Boulder-burial, Gorteanish, Co. Cork
Co. Cork |
Burial Sites
At Gorteanish in County Cork, a large flat boulder sitting within a prehistoric stone circle may mark a burial, though the ground beneath it gives nothing away.
Measuring roughly 1.80 metres by 1.60 metres and only about half a metre high, the stone lies in the north-western quadrant of the circle, and no support-stones are visible beneath it. That absence is part of what makes boulder-burials a quietly puzzling category of monument. In a more typical example, a substantial capstone rests on smaller upright or packing stones, sheltering a small chamber that sometimes contains cremated remains. Here, if the boulder is indeed a cover-stone, whatever once supported it has either sunk, shifted, or was never recorded.

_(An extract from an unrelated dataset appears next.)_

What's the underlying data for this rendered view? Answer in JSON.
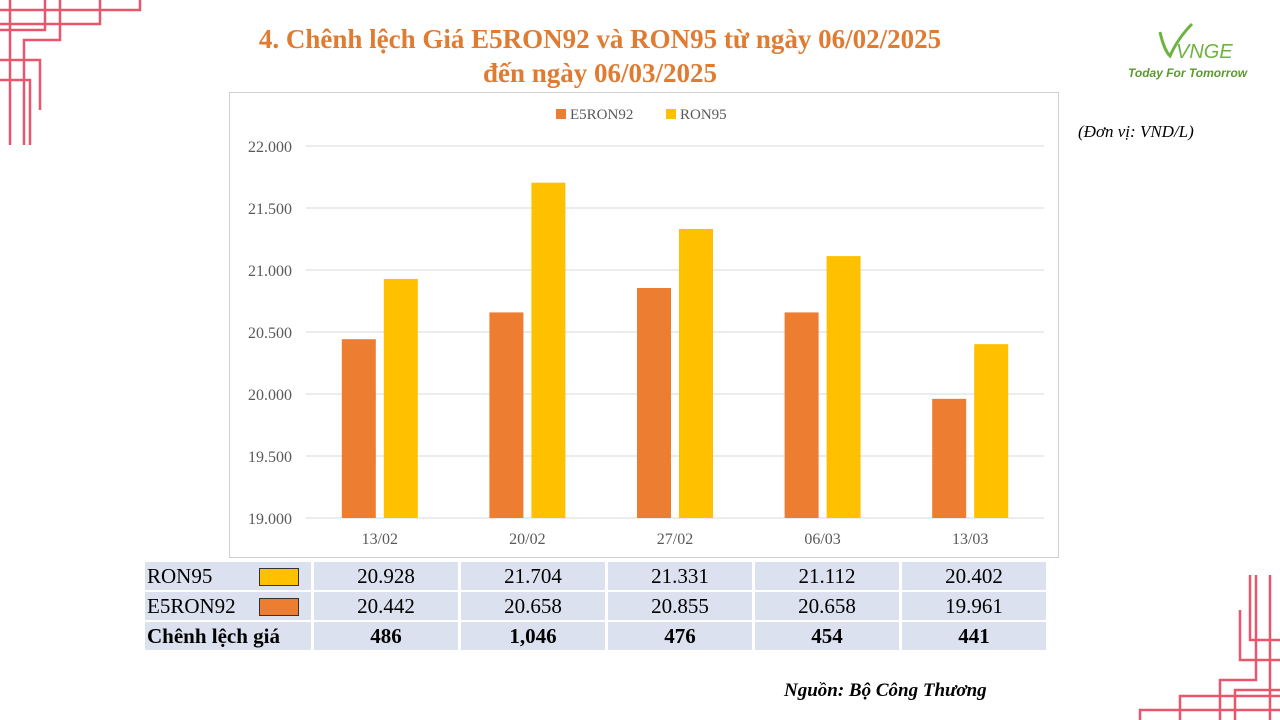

What sharpens the interest at Gorteanish is the arrangement of the site as a whole. The boulder sits inside a multiple-stone circle, a type of monument associated with the Bronze Age in the south of Ireland, and a second boulder-burial stands just six metres to the south, placed immediately outside the circle's boundary. The pairing of the two, one folded into the ceremonial space of the circle and one placed just beyond its edge, suggests a deliberate relationship between the structures, though whether they were contemporary or whether one preceded the other is not recorded. Bronze Age communities in Munster clearly regarded these circular enclosures of upright stones as significant enough to bury their dead beside, and sometimes within, them. The exact nature of that significance remains an open question.